Тело млело, наливалось соками юности. Напевала на ухо царю девица, всё про желания выведывала.
– Чего желать в преклонных летах? – удивлялся царь, – Передать земли хочу в руки надёжные, знать бы какой из сыновей не подведет.
Да только сны ночь колдовала странные, томящие: «Руки не болят, колени не хрустят, глаза вновь небес синей, не талая вода. Идет царь молодым по золоту полей, подле лебедью плывёт чернобровая девица, коса до земли. Поле ширится, не поле вовсе, народ колосьями множится, царю кланяется, славит его как бога среди богов. К чему богу приемники, куда взор его падет, там и власть его».
Дрожали палаты царские, гости под столы заползли, царь державой отгородился, один Иван-Царевич сиял пятаком чищенным. Знал, кто терему резному мчится, ему на гордость, другим на зависть. Вошла Царевна-Лягушка во дворец, запахло первоцветами, запели над ней птицы, сердца застучали неверно. Под руки взял её Иван, к отцу подвёл.
– Вот жена моя добрая!
Ахнул царь: чернобровая, коса длинная до пола вьётся, глаза – омуты манящие.

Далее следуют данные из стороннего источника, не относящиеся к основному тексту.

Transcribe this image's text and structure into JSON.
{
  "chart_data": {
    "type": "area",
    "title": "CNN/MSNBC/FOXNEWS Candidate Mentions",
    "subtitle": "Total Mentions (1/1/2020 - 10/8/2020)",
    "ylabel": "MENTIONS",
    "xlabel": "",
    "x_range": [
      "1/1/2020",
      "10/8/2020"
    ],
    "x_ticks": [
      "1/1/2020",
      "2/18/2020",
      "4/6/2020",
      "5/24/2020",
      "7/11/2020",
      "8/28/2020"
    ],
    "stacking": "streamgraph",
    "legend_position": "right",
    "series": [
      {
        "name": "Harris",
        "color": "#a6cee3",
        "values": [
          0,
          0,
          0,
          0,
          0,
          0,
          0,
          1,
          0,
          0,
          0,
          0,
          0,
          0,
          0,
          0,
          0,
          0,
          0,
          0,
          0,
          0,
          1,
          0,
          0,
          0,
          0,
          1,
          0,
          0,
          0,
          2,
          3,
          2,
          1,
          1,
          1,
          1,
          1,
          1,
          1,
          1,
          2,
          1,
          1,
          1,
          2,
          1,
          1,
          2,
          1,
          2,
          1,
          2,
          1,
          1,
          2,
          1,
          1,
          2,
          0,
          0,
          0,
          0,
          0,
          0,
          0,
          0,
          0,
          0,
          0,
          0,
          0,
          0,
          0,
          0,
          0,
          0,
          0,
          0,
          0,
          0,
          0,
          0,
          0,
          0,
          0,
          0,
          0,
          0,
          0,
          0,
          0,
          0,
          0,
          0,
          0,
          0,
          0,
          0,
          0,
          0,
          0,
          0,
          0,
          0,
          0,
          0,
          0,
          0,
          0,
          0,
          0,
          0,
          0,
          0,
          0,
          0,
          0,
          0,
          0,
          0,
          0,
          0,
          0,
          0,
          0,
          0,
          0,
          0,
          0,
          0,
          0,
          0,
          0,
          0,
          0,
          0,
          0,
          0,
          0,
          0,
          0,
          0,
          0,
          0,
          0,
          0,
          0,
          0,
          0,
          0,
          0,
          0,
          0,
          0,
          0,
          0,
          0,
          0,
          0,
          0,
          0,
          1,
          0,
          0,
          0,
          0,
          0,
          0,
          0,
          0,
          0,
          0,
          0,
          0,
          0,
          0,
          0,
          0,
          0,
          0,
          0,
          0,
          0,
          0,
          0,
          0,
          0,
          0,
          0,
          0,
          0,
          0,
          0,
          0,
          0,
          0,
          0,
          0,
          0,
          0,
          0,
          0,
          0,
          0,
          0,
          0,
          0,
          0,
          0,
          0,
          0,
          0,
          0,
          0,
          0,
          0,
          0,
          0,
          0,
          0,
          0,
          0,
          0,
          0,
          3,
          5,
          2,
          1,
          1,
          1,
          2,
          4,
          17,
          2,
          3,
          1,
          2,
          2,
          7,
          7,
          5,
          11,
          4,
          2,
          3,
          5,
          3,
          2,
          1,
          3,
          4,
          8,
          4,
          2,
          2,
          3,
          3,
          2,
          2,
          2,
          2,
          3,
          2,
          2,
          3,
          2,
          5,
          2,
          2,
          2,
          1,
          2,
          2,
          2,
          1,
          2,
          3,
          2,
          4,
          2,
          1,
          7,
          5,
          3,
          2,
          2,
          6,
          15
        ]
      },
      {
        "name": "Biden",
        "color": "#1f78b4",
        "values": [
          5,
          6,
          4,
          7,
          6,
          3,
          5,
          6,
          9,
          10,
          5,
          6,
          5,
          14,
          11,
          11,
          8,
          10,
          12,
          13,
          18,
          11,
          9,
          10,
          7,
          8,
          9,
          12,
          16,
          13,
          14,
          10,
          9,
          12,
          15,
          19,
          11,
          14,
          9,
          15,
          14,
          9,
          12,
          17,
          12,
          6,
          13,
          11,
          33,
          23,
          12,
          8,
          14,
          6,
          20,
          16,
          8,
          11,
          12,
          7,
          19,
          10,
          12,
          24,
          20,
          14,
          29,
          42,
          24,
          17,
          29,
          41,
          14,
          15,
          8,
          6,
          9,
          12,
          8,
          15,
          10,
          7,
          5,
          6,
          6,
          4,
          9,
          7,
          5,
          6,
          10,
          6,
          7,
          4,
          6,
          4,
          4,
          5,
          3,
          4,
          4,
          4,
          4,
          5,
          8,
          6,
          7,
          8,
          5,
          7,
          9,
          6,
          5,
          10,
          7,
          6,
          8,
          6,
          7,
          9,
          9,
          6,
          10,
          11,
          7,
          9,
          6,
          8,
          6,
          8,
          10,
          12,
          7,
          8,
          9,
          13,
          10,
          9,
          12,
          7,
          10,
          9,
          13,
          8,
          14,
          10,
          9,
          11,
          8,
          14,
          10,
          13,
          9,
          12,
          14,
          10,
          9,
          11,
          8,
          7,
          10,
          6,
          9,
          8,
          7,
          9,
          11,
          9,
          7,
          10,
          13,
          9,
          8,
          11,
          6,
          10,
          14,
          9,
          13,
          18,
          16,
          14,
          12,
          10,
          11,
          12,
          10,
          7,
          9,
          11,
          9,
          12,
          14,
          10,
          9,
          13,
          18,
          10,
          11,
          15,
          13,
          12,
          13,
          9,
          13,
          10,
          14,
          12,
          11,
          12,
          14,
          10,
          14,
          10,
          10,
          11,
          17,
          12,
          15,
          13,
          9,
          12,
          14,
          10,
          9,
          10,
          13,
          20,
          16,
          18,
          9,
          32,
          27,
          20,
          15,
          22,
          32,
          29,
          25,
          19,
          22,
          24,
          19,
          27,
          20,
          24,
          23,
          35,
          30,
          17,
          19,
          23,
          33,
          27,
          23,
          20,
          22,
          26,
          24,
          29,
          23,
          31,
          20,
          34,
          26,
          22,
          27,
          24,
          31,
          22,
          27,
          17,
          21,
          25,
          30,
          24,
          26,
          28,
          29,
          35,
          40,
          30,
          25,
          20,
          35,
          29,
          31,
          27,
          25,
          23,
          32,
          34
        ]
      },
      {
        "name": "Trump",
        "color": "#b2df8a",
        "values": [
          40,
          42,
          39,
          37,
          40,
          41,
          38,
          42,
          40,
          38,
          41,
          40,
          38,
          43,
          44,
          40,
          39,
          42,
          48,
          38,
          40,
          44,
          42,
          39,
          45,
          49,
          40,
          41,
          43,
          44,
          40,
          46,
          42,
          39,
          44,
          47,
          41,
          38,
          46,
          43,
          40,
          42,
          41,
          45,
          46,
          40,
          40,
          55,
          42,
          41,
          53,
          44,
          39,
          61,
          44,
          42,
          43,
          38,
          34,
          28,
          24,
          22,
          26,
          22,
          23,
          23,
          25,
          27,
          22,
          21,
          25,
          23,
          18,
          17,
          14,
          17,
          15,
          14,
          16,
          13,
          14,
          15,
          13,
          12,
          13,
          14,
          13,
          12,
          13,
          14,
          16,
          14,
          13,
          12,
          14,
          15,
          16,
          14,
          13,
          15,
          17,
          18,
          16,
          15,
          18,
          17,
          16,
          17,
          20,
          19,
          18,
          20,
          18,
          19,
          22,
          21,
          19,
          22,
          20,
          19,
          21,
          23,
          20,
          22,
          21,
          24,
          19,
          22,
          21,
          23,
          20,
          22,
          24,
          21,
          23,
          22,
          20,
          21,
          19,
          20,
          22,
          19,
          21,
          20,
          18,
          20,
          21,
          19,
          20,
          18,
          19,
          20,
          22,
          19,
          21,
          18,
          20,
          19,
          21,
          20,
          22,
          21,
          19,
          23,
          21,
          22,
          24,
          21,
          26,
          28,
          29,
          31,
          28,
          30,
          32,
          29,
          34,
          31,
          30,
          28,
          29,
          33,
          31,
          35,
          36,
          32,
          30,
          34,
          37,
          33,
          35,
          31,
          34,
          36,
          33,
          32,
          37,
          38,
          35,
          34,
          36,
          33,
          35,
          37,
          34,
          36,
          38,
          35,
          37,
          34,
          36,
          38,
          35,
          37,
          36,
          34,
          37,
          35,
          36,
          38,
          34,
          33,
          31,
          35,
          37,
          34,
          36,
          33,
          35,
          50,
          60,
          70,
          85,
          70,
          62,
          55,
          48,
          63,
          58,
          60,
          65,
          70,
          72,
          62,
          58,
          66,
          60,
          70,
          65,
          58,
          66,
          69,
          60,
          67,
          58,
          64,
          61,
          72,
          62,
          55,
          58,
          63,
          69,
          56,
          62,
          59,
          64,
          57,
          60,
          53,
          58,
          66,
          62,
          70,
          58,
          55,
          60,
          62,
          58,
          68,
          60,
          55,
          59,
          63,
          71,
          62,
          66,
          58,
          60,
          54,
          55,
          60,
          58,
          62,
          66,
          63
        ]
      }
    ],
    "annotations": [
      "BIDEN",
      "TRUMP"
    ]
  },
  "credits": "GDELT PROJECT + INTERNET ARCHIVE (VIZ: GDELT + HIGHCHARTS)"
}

«Не бывать Ваньке царем! Отошлю прочь, а лягушку его подле себя оставлю!»
«Как смотрит, как смотрит, старый черт, словно забыл, что седьмой десяток разменял».
– Я белой лебедью, я сизой горлицей,
Полечу-поплыву над околицей,
Загляну в окна, в очи милые,
Прогоню из души грусть постылую.
Загляну в сердце красное, лживое
И желание коршуном вырву я.
Подплыла Лягушка к царю, обвила руками-змеями, поцеловала в сухие губы. Блеснул нож, кинулся Ваня на отца. Вспомнил царь молодые годы, заслонил грудью девицу, выхватил кинжал с пояса, бросился на сына. Улыбнулась царевна тайком. Увидели гости, как подбежал царь к танцующей Лягушке, к ногам её упал и дух испустил. Уронил Иван чашу, полилось вино со стола, потекло рекой по полу.
– Чего ты желаешь, супруг мой, – вопрошала Лягушка.
– Царь-батюшка пир устраивает, народ повеселить, хочет, чтобы и ты пришла. Да только как я тебя покажу. Приди на пир лягушкою, красавица ты лишь для меня, под крылом ночи.
«Он отнимет тебя у меня. И царство отнимет. И жизнь».
Царский венец горел на рыжих волосах Ивана, рука, сжимающая скипетр, дрожала. Всё знала Лягушка, не говорил Иван ни слова, смотрела Царевна в глубину его жара любовного, читала в стонах. Не подвела, добрая жена.
– Напою-расскажу я про девицу,
За которой тьма полозом стелется.
Как родной отец дочь проклял свою,
Захотел владеть её силою,
Захотел владеть красотой её,
Среди всех богатств выше всех ценил,
Захотел навеки в рабыни взять,
Выпить досуха, волшебство отнять.
Ночью скинула царица лягушачью кожу.
– Что же, царь мой, Иванушка, всё исполнено? – стояла Царица новая за мужниной спиной, в шитых золотом одеждах, в венце с изумрудами.
Иван-Царь жене руки целовал, со своих пальцев перстни снимал, на тонкие персты нанизывал.
– Не зря в народе говорят, добрая жена и при смерти мужа спасёт.
– Верно, – рассмеялась Лягушка, – Поцелуй же меня, дорогой супруг!
Слаще этого поцелуя не знал Иван, растеклась прохлада по губам, скользнула в рот, заполнила затхлой водой легкие. Вспомнил царь Иван болото, вспомнил как кричала жена старшего брата про женский силуэт, как слова повторяла «повезло, дурню», как смотрел царь-батюшка на Лягушку с узнаванием.
– А ты чего желаешь, Лягушка? – спросил он тогда, ещё несчастным Царевичем, на болоте невесту, развернув платок.